Acoger, incluir... son verbos que parecen no tener cabida en una isla que acumula demasiados déficits en los derechos humanos más elementales. Es en este contexto, en el que asoma la semilla del racismo latente, donde he conocido estos días a Ana, una estudiante universitaria dominicana invidente. Era una de las asistentes a la Semana de la Comunicación que se ha organizado en la República Dominicana, donde este año me han querido de profesora invitada. Ana se sentaba en la primera fila en las conferencias y no paraba de sonreír y de mover la cabeza para asentir mientras yo desgranaba un discurso basado en la importancia de escuchar al otro. Me refería a las redes sociales, a la soledad digital, a la necesidad de no ser autorreferente y mirar a los demás y no a nosotros mismos. No era un discurso mío, sino del Papa, que ha escrito para la Jornada Mundial de las Comunicaciones Sociales —que se celebra hoy en todo el mundo— donde básicamente reclama que se tiene que aprender a escuchar con el corazón. Yo añadía que no sólo va bien escuchar con el corazón, sino también con los pies, las manos, las neuronas... y que en esta escucha entraba no sólo escuchar a los nuestros, que eso era muy fácil, sino a los que no nos gustan nada, nos disgustan o nos estorban. El Papa invita a escuchar a los migrantes y sus historias, porque son personas con un nombre y una historia y reconoce que hoy muchos buenos periodistas lo hacen. Después, cada país hace lo que puede con sus regulaciones migratorias, pero lo que cuenta es no disponer sólo de números y datos, sino de situaciones reales de las personas.

Dar gratuitamente una pizca del propio tiempo para escuchar a las personas es el primer gesto de caridad, sostiene el papa Francisco, que cree que en la Iglesia hay mucha necesidad de escuchar y ser escuchado y que el hecho de escuchar es un don precioso y generativo que ofrecemos los unos a los otros.
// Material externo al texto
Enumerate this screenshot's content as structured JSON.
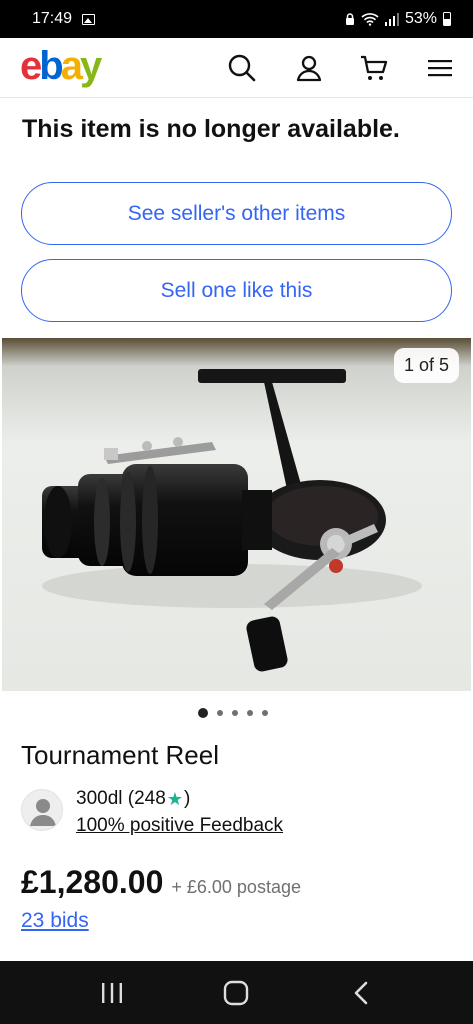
{
  "status_bar": {
    "time": "17:49",
    "battery": "53%",
    "icons": [
      "gallery-icon",
      "lock-icon",
      "wifi-icon",
      "signal-icon",
      "battery-icon"
    ]
  },
  "header": {
    "logo_letters": [
      "e",
      "b",
      "a",
      "y"
    ],
    "icons": [
      "search-icon",
      "account-icon",
      "cart-icon",
      "menu-icon"
    ]
  },
  "notice": "This item is no longer available.",
  "buttons": {
    "sellers_items": "See seller's other items",
    "sell_like": "Sell one like this"
  },
  "gallery": {
    "counter": "1 of 5",
    "dot_count": 5,
    "active_index": 0
  },
  "listing": {
    "title": "Tournament Reel",
    "seller": {
      "name": "300dl",
      "score_open": "(248",
      "score_close": ")",
      "feedback": "100% positive Feedback"
    },
    "price": "£1,280.00",
    "postage": "+ £6.00 postage",
    "bids": "23 bids"
  },
  "colors": {
    "link": "#3665f3",
    "star": "#1ab394",
    "logo_e": "#e53238",
    "logo_b": "#0064d2",
    "logo_a": "#f5af02",
    "logo_y": "#86b817"
  },
  "nav": {
    "icons": [
      "recent-apps-icon",
      "home-icon",
      "back-icon"
    ]
  }
}
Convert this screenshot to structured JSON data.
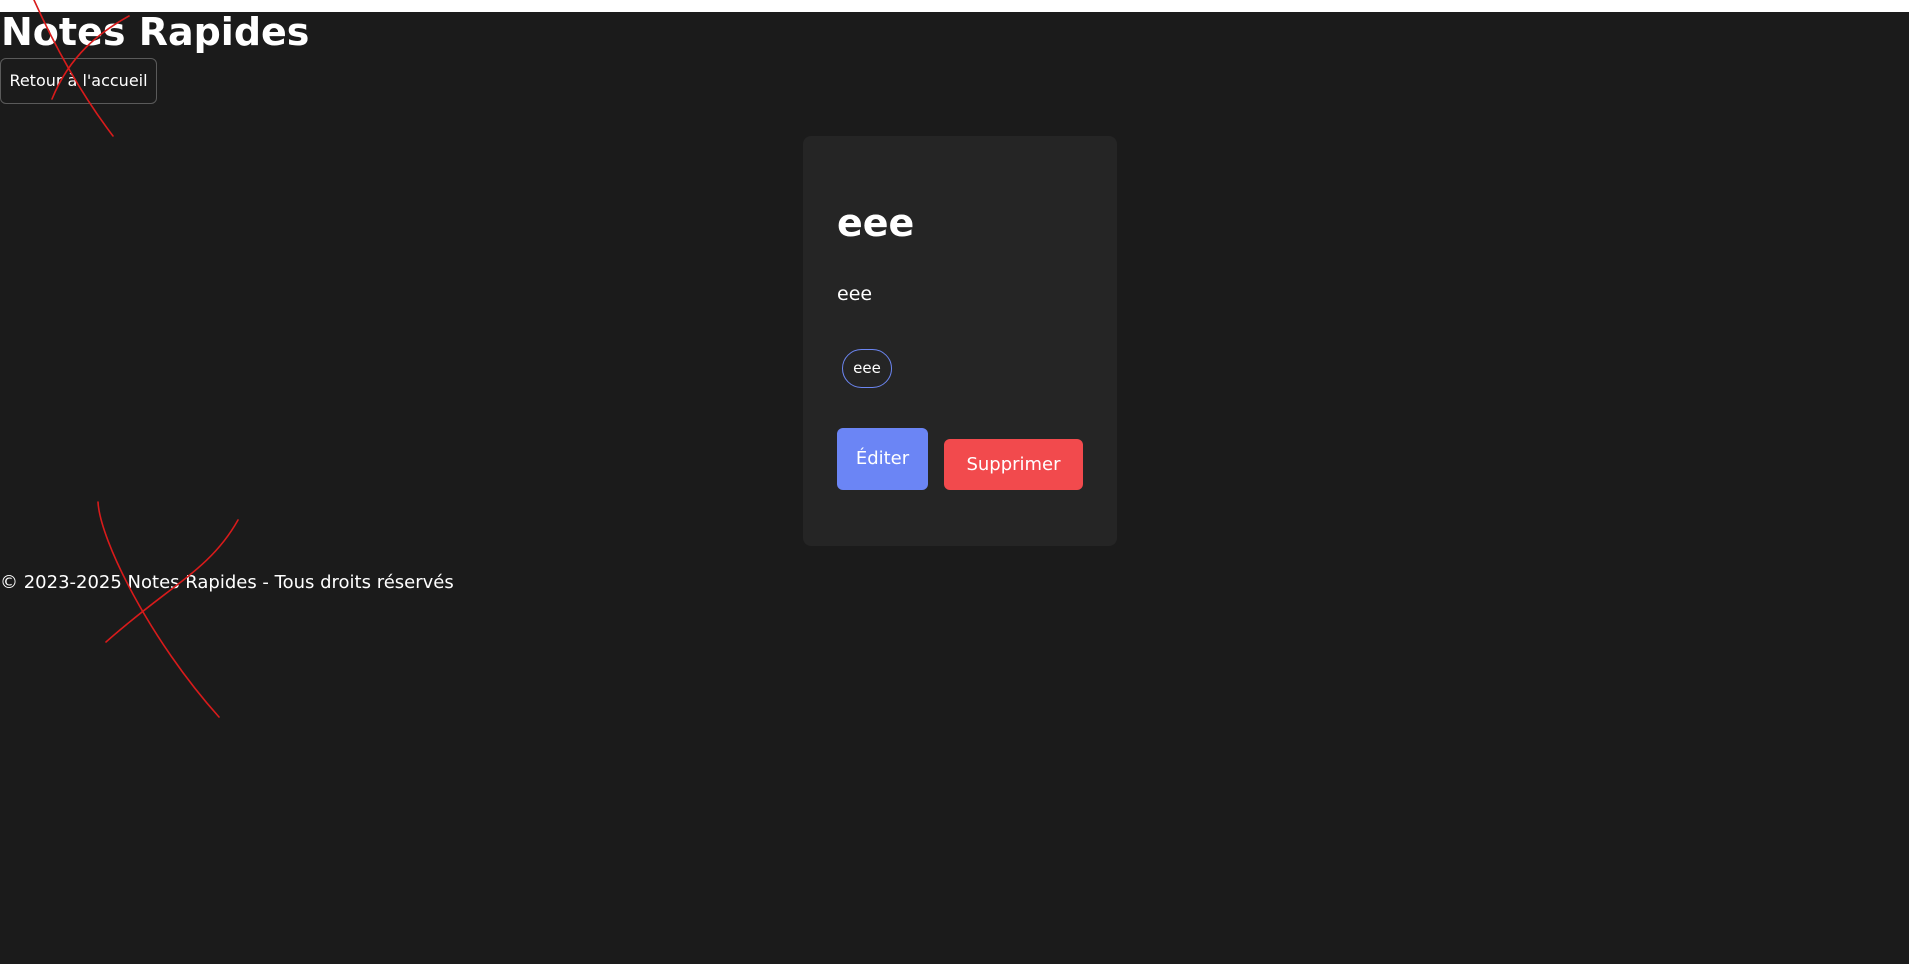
{
  "header": {
    "site_title": "Notes Rapides",
    "back_button_label": "Retour à l'accueil"
  },
  "note": {
    "title": "eee",
    "content": "eee",
    "tags": [
      "eee"
    ],
    "edit_label": "Éditer",
    "delete_label": "Supprimer"
  },
  "footer": {
    "copyright": "© 2023-2025 Notes Rapides - Tous droits réservés"
  },
  "colors": {
    "background": "#1b1b1b",
    "card_background": "#252525",
    "edit_button": "#6b85f5",
    "delete_button": "#f24a4d",
    "tag_border": "#6c86f2",
    "annotation_stroke": "#d81b1b"
  }
}
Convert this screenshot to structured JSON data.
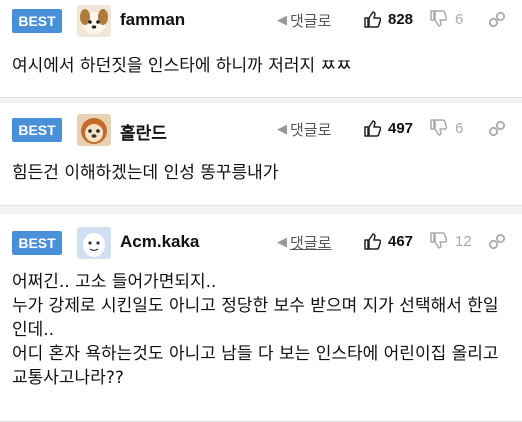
{
  "comments": [
    {
      "badge": "BEST",
      "username": "famman",
      "reply_label": "댓글로",
      "likes": "828",
      "dislikes": "6",
      "text": "여시에서 하던짓을 인스타에 하니까 저러지 ㅉㅉ"
    },
    {
      "badge": "BEST",
      "username": "홀란드",
      "reply_label": "댓글로",
      "likes": "497",
      "dislikes": "6",
      "text": "힘든건 이해하겠는데 인성 똥꾸릉내가"
    },
    {
      "badge": "BEST",
      "username": "Acm.kaka",
      "reply_label": "댓글로",
      "likes": "467",
      "dislikes": "12",
      "text": "어쩌긴.. 고소 들어가면되지..\n누가 강제로 시킨일도 아니고 정당한 보수 받으며 지가 선택해서 한일인데..\n어디 혼자 욕하는것도 아니고 남들 다 보는 인스타에 어린이집 올리고 교통사고나라??"
    }
  ],
  "icons": {
    "reply": "reply-arrow-icon",
    "like": "thumbs-up-icon",
    "dislike": "thumbs-down-icon",
    "link": "link-icon"
  },
  "colors": {
    "badge": "#4a90d9"
  }
}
El Papa cita al teólogo Dietrich Bonhoeffer, que escribió que "quien no sabe escuchar a su hermano, pronto será incapaz de escuchar a Dios".

Comenté que el Papa critica la falta de escucha dentro de la Iglesia y la creación de capillitas y discursos estériles que no llevan a ningún sitio. Escuchar es performativo e implica un cambio en quien escucha, porque aunque a veces sea mínimo, escuchar al interlocutor te hace cambiar de perspectiva.

Ana, en Santiago de los Caballeros, esperó a que acabara la conferencia y quiso hacerse una fotografía conmigo. Me deseó que Dios me bendijera y me cogía del brazo con emoción agradeciendo las palabras que acababa de escuchar que la habían empoderado. No tengo la fotografía, y desconozco si nos la hicieron con su teléfono. Ella, si la tiene, no la ve. Pero ella vio de otra forma, y yo con ella descubrí un Caribe que no tiene nada que ver con Punta Cana o la Isla de las Tentaciones. Y no está hecho de cocos o ron, sino de una intensidad que sólo se capta en el cuerpo a cuerpo, en la proximidad humana, en el deseo de conocer, de formarse. Personas como Ana demuestran que otro mundo es posible, que una discapacidad física no detiene un proceso formativo, que nos necesitamos los unos a los otros para avanzar. Gente que sabe agradecer lo que recibe y que sabe dar. Cierro los ojos y visualizo un Caribe transformador a pesar de las absolutas desigualdades y males endémicos que allí perviven. Hay esperanza. Y tanto trabajo por hacer.